Segundo Temer, a resposta de Gilmar acabou ampliando o debate e oferecendo mais espaço para críticas. “Quanto mais ele responde, mais argumentos ele dá para a contestação”, avaliou o ex-presidente.
A polêmica teve início após a circulação de vídeos com uso de inteligência artificial que ironizavam ministros do STF. Ao comentar o caso em entrevista anterior, Gilmar Mendes afirmou que há limites para esse tipo de sátira e fez uma declaração considerada controversa ao mencionar a forma como Zema foi retratado.
Diante da repercussão negativa, o ministro reconheceu o erro e pediu desculpas publicamente. Ainda assim, Zema reagiu, classificando as falas como “ofensivas e xenofóbicas”.
Defesa do diálogo e crítica à polarização
Ao retomar o tema, Temer destacou a necessidade de reconstrução do diálogo institucional entre os Poderes no Brasil. Para ele, essa prática tem se enfraquecido nos últimos anos.

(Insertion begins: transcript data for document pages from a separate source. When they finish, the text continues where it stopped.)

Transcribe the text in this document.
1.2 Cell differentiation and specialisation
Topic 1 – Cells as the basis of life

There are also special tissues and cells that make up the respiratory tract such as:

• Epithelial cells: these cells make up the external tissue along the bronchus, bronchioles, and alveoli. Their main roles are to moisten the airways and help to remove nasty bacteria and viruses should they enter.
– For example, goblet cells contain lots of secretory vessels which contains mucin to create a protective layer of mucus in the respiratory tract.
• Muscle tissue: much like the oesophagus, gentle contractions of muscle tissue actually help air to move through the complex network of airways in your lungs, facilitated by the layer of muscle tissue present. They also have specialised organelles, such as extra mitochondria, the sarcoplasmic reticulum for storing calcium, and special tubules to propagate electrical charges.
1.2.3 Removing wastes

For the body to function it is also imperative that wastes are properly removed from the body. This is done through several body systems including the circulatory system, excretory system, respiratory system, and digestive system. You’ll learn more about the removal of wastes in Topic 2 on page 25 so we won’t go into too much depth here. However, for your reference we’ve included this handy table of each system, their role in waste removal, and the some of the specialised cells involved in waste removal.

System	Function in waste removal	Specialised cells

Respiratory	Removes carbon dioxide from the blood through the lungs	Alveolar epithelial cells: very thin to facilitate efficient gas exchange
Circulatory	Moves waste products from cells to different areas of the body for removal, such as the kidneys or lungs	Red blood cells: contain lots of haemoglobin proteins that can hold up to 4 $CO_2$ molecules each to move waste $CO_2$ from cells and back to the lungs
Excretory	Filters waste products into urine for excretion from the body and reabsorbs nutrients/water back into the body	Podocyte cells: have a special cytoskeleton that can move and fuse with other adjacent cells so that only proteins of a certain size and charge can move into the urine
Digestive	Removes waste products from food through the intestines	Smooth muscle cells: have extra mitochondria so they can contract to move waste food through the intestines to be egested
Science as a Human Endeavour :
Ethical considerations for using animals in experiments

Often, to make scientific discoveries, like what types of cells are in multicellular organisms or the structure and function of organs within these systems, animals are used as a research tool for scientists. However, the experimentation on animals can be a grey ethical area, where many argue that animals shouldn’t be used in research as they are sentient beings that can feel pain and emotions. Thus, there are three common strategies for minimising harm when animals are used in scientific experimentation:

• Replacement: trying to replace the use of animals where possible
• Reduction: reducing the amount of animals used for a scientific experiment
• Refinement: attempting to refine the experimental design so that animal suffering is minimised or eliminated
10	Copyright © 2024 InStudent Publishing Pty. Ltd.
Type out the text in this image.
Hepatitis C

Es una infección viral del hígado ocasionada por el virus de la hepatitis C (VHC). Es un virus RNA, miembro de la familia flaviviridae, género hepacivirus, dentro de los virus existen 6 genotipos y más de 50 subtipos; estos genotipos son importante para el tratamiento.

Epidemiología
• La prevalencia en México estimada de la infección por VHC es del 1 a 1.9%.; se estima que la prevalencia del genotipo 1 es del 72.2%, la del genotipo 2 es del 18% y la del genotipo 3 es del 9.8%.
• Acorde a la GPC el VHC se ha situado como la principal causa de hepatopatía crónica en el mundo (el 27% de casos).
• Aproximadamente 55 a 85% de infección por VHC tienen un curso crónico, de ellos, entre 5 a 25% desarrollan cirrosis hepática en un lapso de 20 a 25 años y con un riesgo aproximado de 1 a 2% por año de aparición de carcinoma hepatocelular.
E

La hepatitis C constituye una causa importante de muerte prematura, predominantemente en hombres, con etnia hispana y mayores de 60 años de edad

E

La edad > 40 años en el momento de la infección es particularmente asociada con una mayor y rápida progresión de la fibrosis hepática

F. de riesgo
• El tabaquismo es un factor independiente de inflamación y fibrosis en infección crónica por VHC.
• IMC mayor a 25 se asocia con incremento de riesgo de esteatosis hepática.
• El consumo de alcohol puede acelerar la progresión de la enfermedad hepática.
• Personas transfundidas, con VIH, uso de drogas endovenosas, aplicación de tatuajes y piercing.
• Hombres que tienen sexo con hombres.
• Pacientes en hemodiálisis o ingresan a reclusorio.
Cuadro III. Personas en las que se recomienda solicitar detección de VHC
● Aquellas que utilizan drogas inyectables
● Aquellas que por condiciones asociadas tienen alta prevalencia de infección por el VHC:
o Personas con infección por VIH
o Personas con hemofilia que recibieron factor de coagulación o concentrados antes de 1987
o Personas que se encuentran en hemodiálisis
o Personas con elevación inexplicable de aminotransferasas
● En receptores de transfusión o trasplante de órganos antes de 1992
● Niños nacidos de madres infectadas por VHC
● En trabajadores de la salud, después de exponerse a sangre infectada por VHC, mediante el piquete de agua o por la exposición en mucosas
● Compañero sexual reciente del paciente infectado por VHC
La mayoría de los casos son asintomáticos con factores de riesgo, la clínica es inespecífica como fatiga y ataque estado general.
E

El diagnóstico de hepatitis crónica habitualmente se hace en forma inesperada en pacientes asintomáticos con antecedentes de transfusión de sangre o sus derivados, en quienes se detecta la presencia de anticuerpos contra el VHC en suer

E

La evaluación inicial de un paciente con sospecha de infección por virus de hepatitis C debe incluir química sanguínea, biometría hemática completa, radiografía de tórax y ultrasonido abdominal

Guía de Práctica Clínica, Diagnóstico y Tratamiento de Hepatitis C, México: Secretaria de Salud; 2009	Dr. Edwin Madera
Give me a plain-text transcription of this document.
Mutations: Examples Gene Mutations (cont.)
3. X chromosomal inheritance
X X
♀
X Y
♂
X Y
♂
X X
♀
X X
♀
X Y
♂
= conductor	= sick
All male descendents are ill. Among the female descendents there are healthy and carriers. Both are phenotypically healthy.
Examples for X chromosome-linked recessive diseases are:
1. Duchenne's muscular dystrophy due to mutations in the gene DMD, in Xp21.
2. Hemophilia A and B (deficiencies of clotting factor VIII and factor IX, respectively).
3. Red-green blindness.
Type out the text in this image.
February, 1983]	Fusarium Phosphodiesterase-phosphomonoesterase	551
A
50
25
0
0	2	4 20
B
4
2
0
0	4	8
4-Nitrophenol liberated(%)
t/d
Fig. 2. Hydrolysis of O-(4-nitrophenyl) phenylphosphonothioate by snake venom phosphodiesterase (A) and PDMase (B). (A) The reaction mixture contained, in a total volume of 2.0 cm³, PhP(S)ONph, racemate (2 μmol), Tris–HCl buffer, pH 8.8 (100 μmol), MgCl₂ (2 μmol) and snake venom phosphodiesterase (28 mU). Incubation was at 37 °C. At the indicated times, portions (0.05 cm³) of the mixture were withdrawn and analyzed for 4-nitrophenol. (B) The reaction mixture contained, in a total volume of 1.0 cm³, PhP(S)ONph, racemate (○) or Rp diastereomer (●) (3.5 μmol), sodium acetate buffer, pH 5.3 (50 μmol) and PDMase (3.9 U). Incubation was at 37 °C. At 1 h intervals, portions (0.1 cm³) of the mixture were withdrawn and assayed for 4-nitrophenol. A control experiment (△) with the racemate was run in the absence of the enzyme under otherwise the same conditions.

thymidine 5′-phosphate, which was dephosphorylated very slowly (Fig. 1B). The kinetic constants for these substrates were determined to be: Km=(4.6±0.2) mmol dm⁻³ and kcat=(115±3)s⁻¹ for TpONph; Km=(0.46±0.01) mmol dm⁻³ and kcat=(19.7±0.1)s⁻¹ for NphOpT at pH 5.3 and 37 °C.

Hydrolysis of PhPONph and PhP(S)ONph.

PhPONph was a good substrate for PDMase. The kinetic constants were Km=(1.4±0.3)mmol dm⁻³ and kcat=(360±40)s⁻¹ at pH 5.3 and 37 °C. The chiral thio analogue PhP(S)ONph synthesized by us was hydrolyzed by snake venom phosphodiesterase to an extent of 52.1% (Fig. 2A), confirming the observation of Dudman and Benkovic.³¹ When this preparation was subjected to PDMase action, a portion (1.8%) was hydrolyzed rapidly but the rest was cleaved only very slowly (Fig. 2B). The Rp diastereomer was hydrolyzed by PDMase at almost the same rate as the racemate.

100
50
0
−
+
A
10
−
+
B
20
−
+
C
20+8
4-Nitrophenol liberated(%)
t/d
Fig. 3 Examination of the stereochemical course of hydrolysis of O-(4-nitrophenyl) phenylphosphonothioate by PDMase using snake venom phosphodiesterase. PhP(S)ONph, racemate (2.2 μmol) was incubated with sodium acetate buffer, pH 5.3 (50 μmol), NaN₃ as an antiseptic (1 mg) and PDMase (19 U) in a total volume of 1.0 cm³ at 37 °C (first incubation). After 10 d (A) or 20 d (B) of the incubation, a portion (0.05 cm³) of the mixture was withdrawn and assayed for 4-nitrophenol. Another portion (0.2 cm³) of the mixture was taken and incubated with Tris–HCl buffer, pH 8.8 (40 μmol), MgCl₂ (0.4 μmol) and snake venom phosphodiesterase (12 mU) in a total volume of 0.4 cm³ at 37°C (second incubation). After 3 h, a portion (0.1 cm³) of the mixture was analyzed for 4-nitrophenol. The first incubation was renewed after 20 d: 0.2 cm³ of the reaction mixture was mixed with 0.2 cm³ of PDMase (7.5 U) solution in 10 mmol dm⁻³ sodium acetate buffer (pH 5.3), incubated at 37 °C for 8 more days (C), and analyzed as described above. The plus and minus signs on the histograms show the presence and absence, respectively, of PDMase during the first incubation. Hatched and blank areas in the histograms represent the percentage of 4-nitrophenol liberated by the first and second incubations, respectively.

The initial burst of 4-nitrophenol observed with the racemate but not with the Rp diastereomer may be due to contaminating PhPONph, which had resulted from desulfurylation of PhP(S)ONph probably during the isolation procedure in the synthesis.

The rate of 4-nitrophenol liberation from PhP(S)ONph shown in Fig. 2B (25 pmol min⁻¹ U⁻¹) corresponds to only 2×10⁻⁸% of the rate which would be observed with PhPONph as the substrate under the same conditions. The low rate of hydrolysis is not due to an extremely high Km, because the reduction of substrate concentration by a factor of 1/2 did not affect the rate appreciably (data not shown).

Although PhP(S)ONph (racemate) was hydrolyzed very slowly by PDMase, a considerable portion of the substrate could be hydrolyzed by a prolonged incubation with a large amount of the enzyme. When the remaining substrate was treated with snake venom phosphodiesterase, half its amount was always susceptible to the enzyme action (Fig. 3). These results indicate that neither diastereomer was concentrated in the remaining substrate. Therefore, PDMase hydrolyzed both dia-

O ex-presidente também fez uma distinção entre polarização e radicalização. Em sua avaliação, a polarização de ideias e projetos é parte essencial da democracia, mas o país tem vivido um cenário de extremos.
“Polarizar ideias, sistemas e programas é fundamental para a democracia. O problema é quando isso se transforma em radicalização de posições”, afirmou.
STF e críticas de ativismo
Questionado sobre a crise de imagem enfrentada pelo Supremo, Temer — que é advogado constitucionalista — minimizou as acusações de ativismo judicial. Ele argumentou que o papel da Corte é julgar todas as matérias que chegam ao tribunal.
Para o ex-presidente, o grande volume de temas analisados pelo STF decorre do modelo constitucional brasileiro, especialmente após a Constituição de 1988, que ampliou o alcance das decisões da Corte.
“A função do Supremo é guardar a Constituição. Se há muitas questões sendo julgadas, isso se deve ao próprio sistema constitucional”, concluiu.